I honestly do not see where a photo needs to be carefully thought out and well crafted to qualify as being something we would call a photograph. If it looks like a duck, etc, regardless of what it was taken with or how it was taken.
I made the following image of my girlfriend June w/ a smart phone, and it was spur of the moment with natural light from a small window. Not posed at all. It's as good a portrait as I have ever taken regardless of the equipment.
The other shot below was taken w/ the same phone when I was fooling around with it and accidentally took a photograph, and that's what it was, a photograph, of my rumpled bed sheets, a pair of shorts (top left corner), and my leg (bottom right corner). I did nothing but change the hues in photoshop, and made several versions of the shot. Here's two. I love the image, as does everyone I have shown it to, and my plan is to turn it into a large painting and do a series of them in different hues and sizes.
The last link is of a large charcoal drawing I made of June from a photo that I took......on my smart phone. I like the phone, and it takes pretty nice photos. It's not about the tool, it's about the image.

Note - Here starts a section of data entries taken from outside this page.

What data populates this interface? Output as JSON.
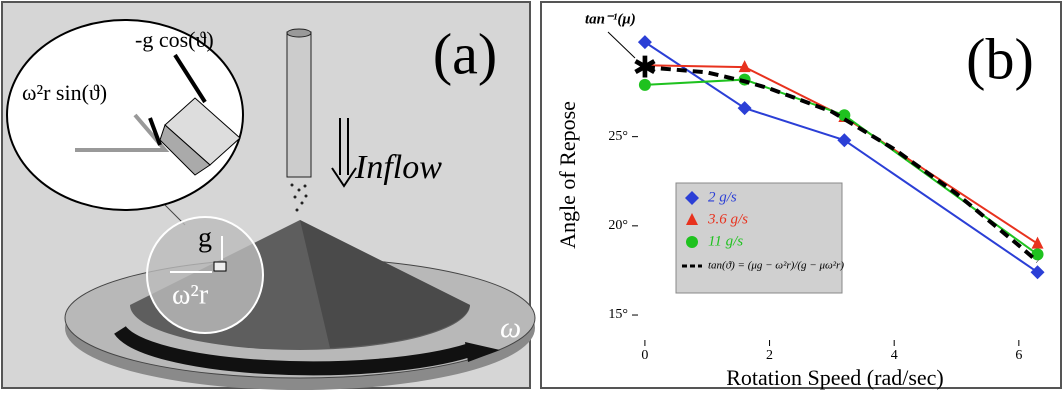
{
  "panel_a": {
    "label": "(a)",
    "force_normal": "-g cos(ϑ)",
    "force_tangential": "ω²r sin(ϑ)",
    "inflow": "Inflow",
    "gravity": "g",
    "centrifugal": "ω²r",
    "omega": "ω"
  },
  "chart_data": {
    "type": "line",
    "panel_label": "(b)",
    "x_label": "Rotation Speed (rad/sec)",
    "y_label": "Angle of Repose",
    "xlim": [
      -0.56,
      6.5
    ],
    "ylim": [
      13.6,
      32.1
    ],
    "xticks": [
      0,
      2,
      4,
      6
    ],
    "yticks": [
      {
        "value": 15,
        "label": "15°"
      },
      {
        "value": 20,
        "label": "20°"
      },
      {
        "value": 25,
        "label": "25°"
      }
    ],
    "annotation": {
      "text": "tan⁻¹(μ)",
      "x": 0,
      "y": 28.7
    },
    "series": [
      {
        "name": "2 g/s",
        "color": "#2b3fd6",
        "marker": "diamond",
        "x": [
          0,
          1.6,
          3.2,
          6.3
        ],
        "values": [
          30.3,
          26.6,
          24.8,
          17.4
        ]
      },
      {
        "name": "3.6 g/s",
        "color": "#e8321e",
        "marker": "triangle",
        "x": [
          0,
          1.6,
          3.2,
          6.3
        ],
        "values": [
          29.0,
          28.9,
          26.1,
          19.0
        ]
      },
      {
        "name": "11 g/s",
        "color": "#1fc21f",
        "marker": "circle",
        "x": [
          0,
          1.6,
          3.2,
          6.3
        ],
        "values": [
          27.9,
          28.2,
          26.2,
          18.4
        ]
      },
      {
        "name": "tan(ϑ) = (μg − ω²r)/(g − μω²r)",
        "color": "#000000",
        "marker": "dashed",
        "x": [
          0,
          1,
          1.6,
          2,
          3,
          4,
          5,
          6,
          6.3
        ],
        "values": [
          28.9,
          28.6,
          28.1,
          27.7,
          26.4,
          24.3,
          21.8,
          18.9,
          18.0
        ]
      }
    ]
  }
}
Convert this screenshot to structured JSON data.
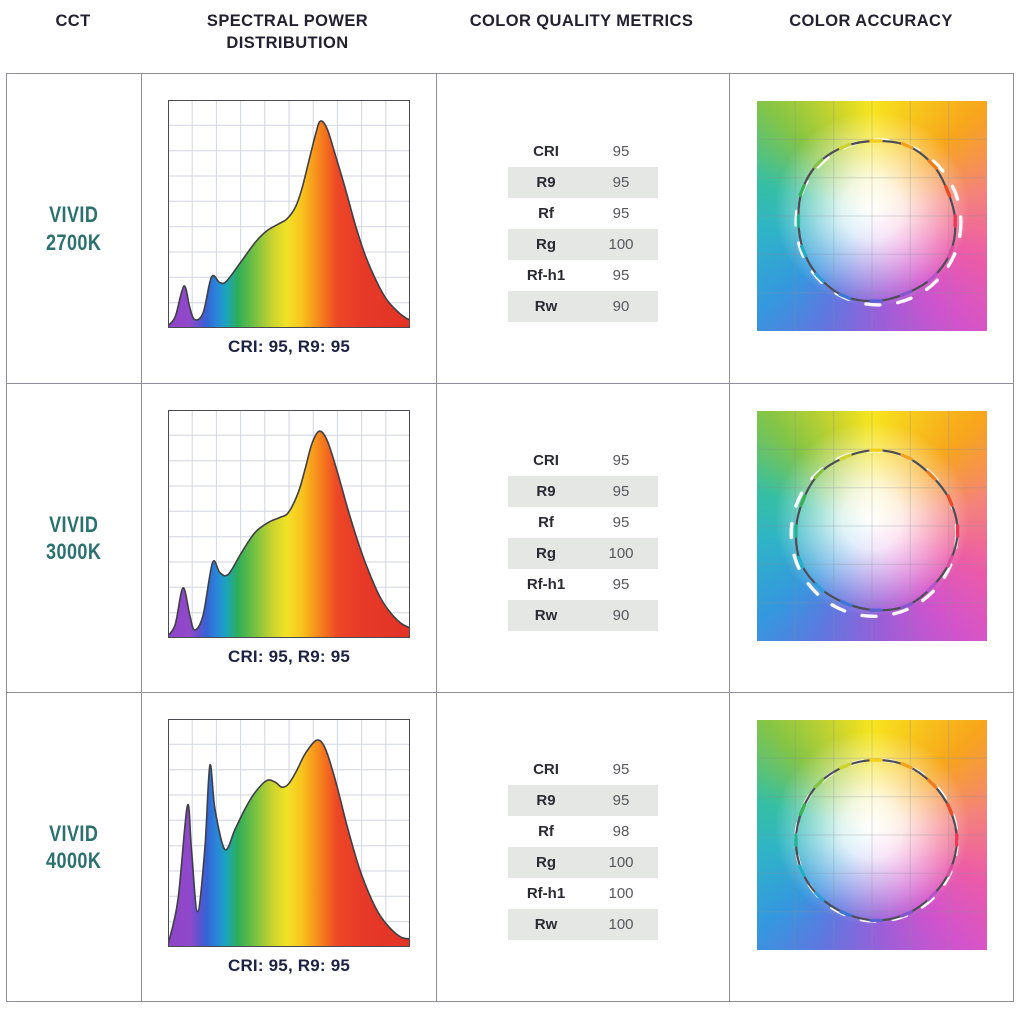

Many years ago a realistic artist named Franz Kline was using a projector to throw up a little line drawing onto his canvas so he could make a painting from it, and accidentally projected just a teeny corner of his sketch. He was so intrigued by it that he gave up realism on the spot and became one of the legendary leaders of the American Abstract Expressionist movement. Inspiration comes in a flash and cannot be premeditated or planned out. Or, a foolish consistency is the hobgoblin of little minds. Emerson.